6. Multilingual and Multimodal Transfer – English‑trained SAE features retain high macro F1 (> 0.78) on toxicity datasets in other languages, demonstrating zero‑shot cross‑lingual generalization. A preliminary experiment applying text‑trained SAE features to a vision‑language model (PaliGemma‑2) shows promising zero‑shot visual classification performance, suggesting broader multimodal applicability.

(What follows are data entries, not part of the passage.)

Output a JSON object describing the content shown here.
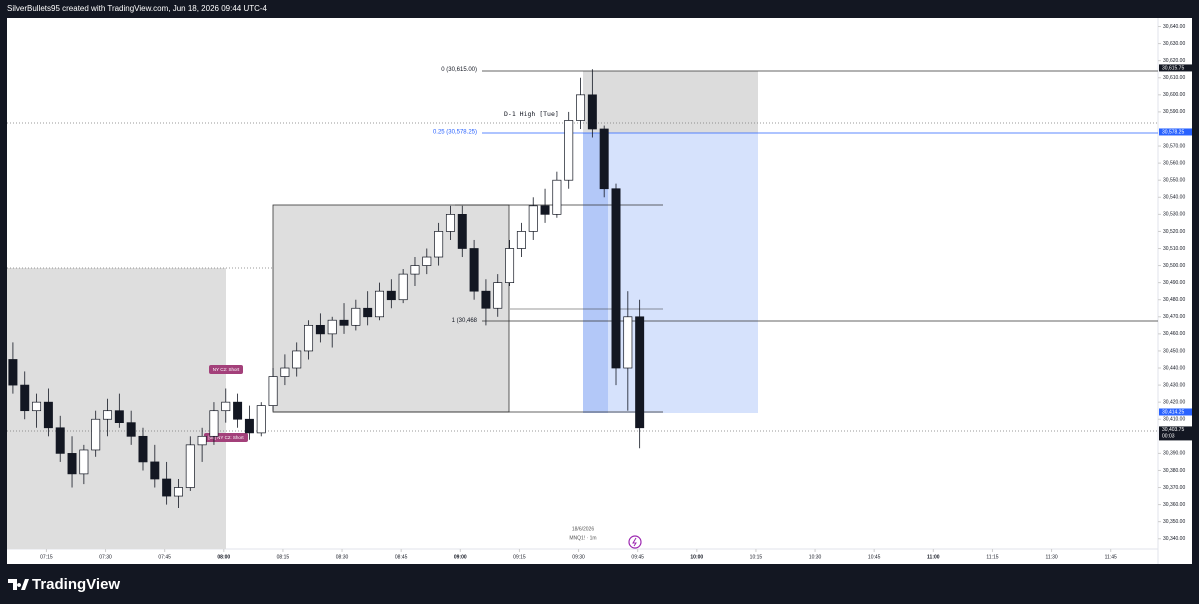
{
  "chart_data": {
    "type": "candlestick",
    "title": "SilverBullets95 created with TradingView.com, Jun 18, 2026 09:44 UTC-4",
    "brand": "TradingView",
    "symbol_date": "18/6/2026",
    "symbol": "MNQ1! · 1m",
    "x": [
      "07:05",
      "07:08",
      "07:11",
      "07:14",
      "07:17",
      "07:20",
      "07:23",
      "07:26",
      "07:29",
      "07:32",
      "07:35",
      "07:38",
      "07:41",
      "07:44",
      "07:47",
      "07:50",
      "07:53",
      "07:56",
      "07:59",
      "08:02",
      "08:05",
      "08:08",
      "08:11",
      "08:14",
      "08:17",
      "08:20",
      "08:23",
      "08:26",
      "08:29",
      "08:32",
      "08:35",
      "08:38",
      "08:41",
      "08:44",
      "08:47",
      "08:50",
      "08:53",
      "08:56",
      "08:59",
      "09:02",
      "09:05",
      "09:08",
      "09:11",
      "09:14",
      "09:17",
      "09:20",
      "09:23",
      "09:26",
      "09:29",
      "09:32",
      "09:35",
      "09:38",
      "09:41",
      "09:44"
    ],
    "open": [
      30445,
      30430,
      30415,
      30420,
      30405,
      30390,
      30378,
      30392,
      30410,
      30415,
      30408,
      30400,
      30385,
      30375,
      30365,
      30370,
      30395,
      30400,
      30415,
      30420,
      30410,
      30402,
      30418,
      30435,
      30440,
      30450,
      30465,
      30460,
      30468,
      30465,
      30475,
      30470,
      30485,
      30480,
      30495,
      30500,
      30505,
      30520,
      30530,
      30510,
      30485,
      30475,
      30490,
      30510,
      30520,
      30535,
      30530,
      30550,
      30585,
      30600,
      30580,
      30545,
      30440,
      30470
    ],
    "high": [
      30455,
      30438,
      30425,
      30428,
      30412,
      30400,
      30395,
      30415,
      30422,
      30425,
      30415,
      30405,
      30395,
      30385,
      30375,
      30400,
      30405,
      30420,
      30428,
      30425,
      30418,
      30420,
      30440,
      30448,
      30455,
      30468,
      30472,
      30470,
      30478,
      30480,
      30485,
      30490,
      30492,
      30498,
      30505,
      30510,
      30525,
      30535,
      30535,
      30515,
      30492,
      30495,
      30515,
      30525,
      30540,
      30545,
      30555,
      30590,
      30610,
      30615,
      30582,
      30548,
      30485,
      30480
    ],
    "low": [
      30425,
      30410,
      30405,
      30400,
      30385,
      30370,
      30372,
      30388,
      30400,
      30405,
      30395,
      30380,
      30370,
      30360,
      30358,
      30368,
      30385,
      30395,
      30408,
      30405,
      30398,
      30400,
      30415,
      30430,
      30435,
      30445,
      30455,
      30452,
      30460,
      30462,
      30465,
      30468,
      30475,
      30478,
      30488,
      30495,
      30500,
      30515,
      30505,
      30480,
      30465,
      30470,
      30488,
      30505,
      30515,
      30525,
      30528,
      30545,
      30580,
      30575,
      30540,
      30430,
      30415,
      30393
    ],
    "close": [
      30430,
      30415,
      30420,
      30405,
      30390,
      30378,
      30392,
      30410,
      30415,
      30408,
      30400,
      30385,
      30375,
      30365,
      30370,
      30395,
      30400,
      30415,
      30420,
      30410,
      30402,
      30418,
      30435,
      30440,
      30450,
      30465,
      30460,
      30468,
      30465,
      30475,
      30470,
      30485,
      30480,
      30495,
      30500,
      30505,
      30520,
      30530,
      30510,
      30485,
      30475,
      30490,
      30510,
      30520,
      30535,
      30530,
      30550,
      30585,
      30600,
      30580,
      30545,
      30440,
      30470,
      30405
    ],
    "xlim": [
      "07:05",
      "11:57"
    ],
    "xticks": [
      "07:15",
      "07:30",
      "07:45",
      "08:00",
      "08:15",
      "08:30",
      "08:45",
      "09:00",
      "09:15",
      "09:30",
      "09:45",
      "10:00",
      "10:15",
      "10:30",
      "10:45",
      "11:00",
      "11:15",
      "11:30",
      "11:45"
    ],
    "ylim": [
      30334,
      30645
    ],
    "yticks": [
      {
        "value": 30640,
        "label": "30,640.00"
      },
      {
        "value": 30630,
        "label": "30,630.00"
      },
      {
        "value": 30620,
        "label": "30,620.00"
      },
      {
        "value": 30610,
        "label": "30,610.00"
      },
      {
        "value": 30600,
        "label": "30,600.00"
      },
      {
        "value": 30590,
        "label": "30,590.00"
      },
      {
        "value": 30570,
        "label": "30,570.00"
      },
      {
        "value": 30560,
        "label": "30,560.00"
      },
      {
        "value": 30550,
        "label": "30,550.00"
      },
      {
        "value": 30540,
        "label": "30,540.00"
      },
      {
        "value": 30530,
        "label": "30,530.00"
      },
      {
        "value": 30520,
        "label": "30,520.00"
      },
      {
        "value": 30510,
        "label": "30,510.00"
      },
      {
        "value": 30500,
        "label": "30,500.00"
      },
      {
        "value": 30490,
        "label": "30,490.00"
      },
      {
        "value": 30480,
        "label": "30,480.00"
      },
      {
        "value": 30470,
        "label": "30,470.00"
      },
      {
        "value": 30460,
        "label": "30,460.00"
      },
      {
        "value": 30450,
        "label": "30,450.00"
      },
      {
        "value": 30440,
        "label": "30,440.00"
      },
      {
        "value": 30430,
        "label": "30,430.00"
      },
      {
        "value": 30420,
        "label": "30,420.00"
      },
      {
        "value": 30410,
        "label": "30,410.00"
      },
      {
        "value": 30390,
        "label": "30,390.00"
      },
      {
        "value": 30380,
        "label": "30,380.00"
      },
      {
        "value": 30370,
        "label": "30,370.00"
      },
      {
        "value": 30360,
        "label": "30,360.00"
      },
      {
        "value": 30350,
        "label": "30,350.00"
      },
      {
        "value": 30340,
        "label": "30,340.00"
      }
    ],
    "price_tags": [
      {
        "value": 30615.75,
        "label": "30,615.75",
        "color": "#131722"
      },
      {
        "value": 30578.25,
        "label": "30,578.25",
        "color": "#2962ff"
      },
      {
        "value": 30414.25,
        "label": "30,414.25",
        "color": "#2962ff"
      },
      {
        "value": 30403.75,
        "label": "30,403.75",
        "color": "#131722"
      }
    ],
    "countdown": "00:03",
    "fib_labels": [
      {
        "value": 30615,
        "label": "0 (30,615.00)"
      },
      {
        "value": 30578.25,
        "label": "0.25 (30,578.25)"
      },
      {
        "value": 30468,
        "label": "1 (30,468"
      }
    ],
    "level_label": "D-1 High [Tue]",
    "annotations": [
      "NY C2: Short",
      "[05] NY C2: Short"
    ]
  }
}
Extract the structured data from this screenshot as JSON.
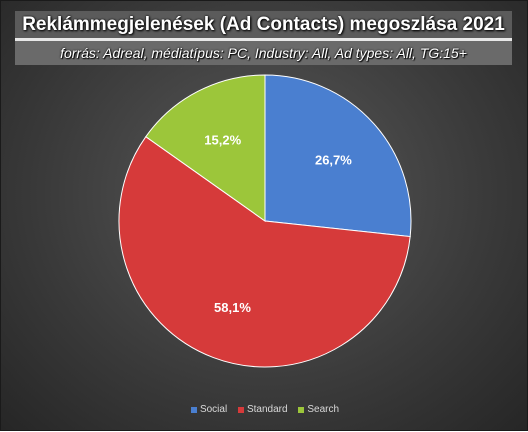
{
  "chart_data": {
    "type": "pie",
    "title": "Reklámmegjelenések (Ad Contacts) megoszlása 2021",
    "subtitle": "forrás: Adreal, médiatípus: PC, Industry: All, Ad types: All, TG:15+",
    "categories": [
      "Social",
      "Standard",
      "Search"
    ],
    "values": [
      26.7,
      58.1,
      15.2
    ],
    "labels": [
      "26,7%",
      "58,1%",
      "15,2%"
    ],
    "colors": [
      "#4a7fd0",
      "#d63a3a",
      "#9cc63a"
    ],
    "legend_position": "bottom"
  }
}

7. Baseline Comparison – Across all configurations, SAE‑based features surpass the TF‑IDF and hidden‑state probes, with the best configuration (middle layer, binary, top‑20 pooling) achieving the highest scores.

Reproducibility
All code, data loading scripts, and hyper‑parameter settings are released under an Apache‑2.0 license on GitHub (https://github.com/shan23chen/MOSAIC). A YAML configuration file controls model selection, layer indices, SAE width, and dataset paths, enabling exact replication on three NVIDIA A6000 GPUs (CUDA 12.4).

Conclusions and Future Work
The study establishes that SAEs provide a scalable, interpretable feature extraction mechanism for LLMs, delivering superior classification performance while offering memory‑efficient binary representations. The authors recommend using middle‑layer SAE features, a width of at least 65 K, and either top‑N pooling (with modest N) or full summation followed by binarization for practical deployments. Limitations include focus on binary classification, a limited set of pooling hyper‑parameters, and evaluation on models up to 9 B parameters. Future research should explore multi‑class and multi‑label tasks, larger model families (e.g., 30 B+), and deeper multimodal transfer scenarios. Overall, the paper provides a solid empirical foundation and best‑practice guidelines for leveraging SAE‑derived features in transparent, safety‑critical AI systems.